I don't know why you are linking an average wage analysis from a single month as evidence of anything.
Where did all the money the government printed go?
It was average wage taken from several months in a year span. But you are right, your article is better.
Where did all the money go? What did Pete Butigeg spend his 7.5 billion that was earmarked for charging stations across America in the Infrastructure and Jobs Act?
Probably a lot went to the pockets of Beltway grifters. It certainly didn't go into the pockets of actual construction workers.
Then there was the child tax credits, the stimulus checks, etc. Money went to everyone across the class spectrum.
Reading your article, it looks like the increase in wages was caused primarily by Minimum Wage laws increasing wages by fiat. I do not suggest doing that. Creating artificial floors is not great for a market. Even so, your article sounds pretty happy about increasing lower decile wages? Why is that? If you are correct, then should not it be obvious to an economically savvy publication to be terrified of the resulting inflation?
Or is inflation a little more complicated than that?
Of course, but we all know that poor people have more kids and that poor people are more likely to spend the marginal dollar rather than save it.
I didn't read the article's causal analysis and don't stand by it. I knew from prior reading that wages increased most for those at the bottom of the distribution and grabbed the first article that Google found.

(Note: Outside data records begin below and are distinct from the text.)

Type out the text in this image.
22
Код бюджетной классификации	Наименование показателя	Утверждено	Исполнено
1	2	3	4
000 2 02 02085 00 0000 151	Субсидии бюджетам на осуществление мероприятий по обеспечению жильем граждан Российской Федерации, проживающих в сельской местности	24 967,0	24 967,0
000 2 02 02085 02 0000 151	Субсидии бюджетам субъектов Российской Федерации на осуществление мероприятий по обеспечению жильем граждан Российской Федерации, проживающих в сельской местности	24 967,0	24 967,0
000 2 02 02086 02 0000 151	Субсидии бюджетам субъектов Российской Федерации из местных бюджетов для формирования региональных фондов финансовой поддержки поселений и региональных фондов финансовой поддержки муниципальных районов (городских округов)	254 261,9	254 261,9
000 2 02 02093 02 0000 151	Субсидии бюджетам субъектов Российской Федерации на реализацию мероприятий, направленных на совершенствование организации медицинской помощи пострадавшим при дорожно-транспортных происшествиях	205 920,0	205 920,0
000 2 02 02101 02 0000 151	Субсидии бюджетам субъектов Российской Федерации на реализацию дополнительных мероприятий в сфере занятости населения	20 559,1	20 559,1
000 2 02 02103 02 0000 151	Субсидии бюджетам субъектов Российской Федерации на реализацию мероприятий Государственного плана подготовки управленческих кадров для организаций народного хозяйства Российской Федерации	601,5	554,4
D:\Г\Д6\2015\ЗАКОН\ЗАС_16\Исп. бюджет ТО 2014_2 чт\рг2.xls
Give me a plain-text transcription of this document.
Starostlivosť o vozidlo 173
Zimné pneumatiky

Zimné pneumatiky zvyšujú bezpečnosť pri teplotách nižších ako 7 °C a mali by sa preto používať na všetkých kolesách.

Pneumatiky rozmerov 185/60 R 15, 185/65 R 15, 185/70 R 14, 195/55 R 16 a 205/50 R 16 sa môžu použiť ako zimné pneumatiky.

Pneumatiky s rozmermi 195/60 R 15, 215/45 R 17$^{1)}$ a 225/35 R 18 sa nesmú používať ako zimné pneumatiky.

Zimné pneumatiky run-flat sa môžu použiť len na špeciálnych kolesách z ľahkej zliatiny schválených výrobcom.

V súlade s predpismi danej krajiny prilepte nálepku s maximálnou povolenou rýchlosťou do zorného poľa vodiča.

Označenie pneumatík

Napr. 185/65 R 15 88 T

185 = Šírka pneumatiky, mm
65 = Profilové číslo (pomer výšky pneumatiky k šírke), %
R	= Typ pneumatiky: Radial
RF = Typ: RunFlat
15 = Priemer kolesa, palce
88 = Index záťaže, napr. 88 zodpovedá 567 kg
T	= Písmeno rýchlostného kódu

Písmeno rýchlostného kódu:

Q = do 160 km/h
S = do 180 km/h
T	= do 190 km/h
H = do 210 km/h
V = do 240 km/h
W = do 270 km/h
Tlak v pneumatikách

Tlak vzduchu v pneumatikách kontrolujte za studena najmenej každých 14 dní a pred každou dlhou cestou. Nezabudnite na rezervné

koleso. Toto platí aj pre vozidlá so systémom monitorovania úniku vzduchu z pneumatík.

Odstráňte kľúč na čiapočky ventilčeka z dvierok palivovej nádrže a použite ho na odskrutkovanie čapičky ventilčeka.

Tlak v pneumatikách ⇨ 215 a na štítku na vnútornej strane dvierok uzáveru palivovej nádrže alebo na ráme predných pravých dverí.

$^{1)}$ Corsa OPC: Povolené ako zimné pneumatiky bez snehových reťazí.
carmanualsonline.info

I am skeptical that minimum wage laws make a big difference here given that few positions pay near minimum wage, but I admit I haven't looked closely into this.
People don't like to think about demand-pull inflation or the wage-price spiral for these very reasons, but unfortunately facts apparently don't care about my feelings.
Inflation occurs when aggregate demand outstrips aggregate supply. Covid torpedoed a bunch of supply chains, reducing supply and everyone got helicopter money (and don't forget eviction moratoria and a million other things) that juiced demand. The result is as you see it.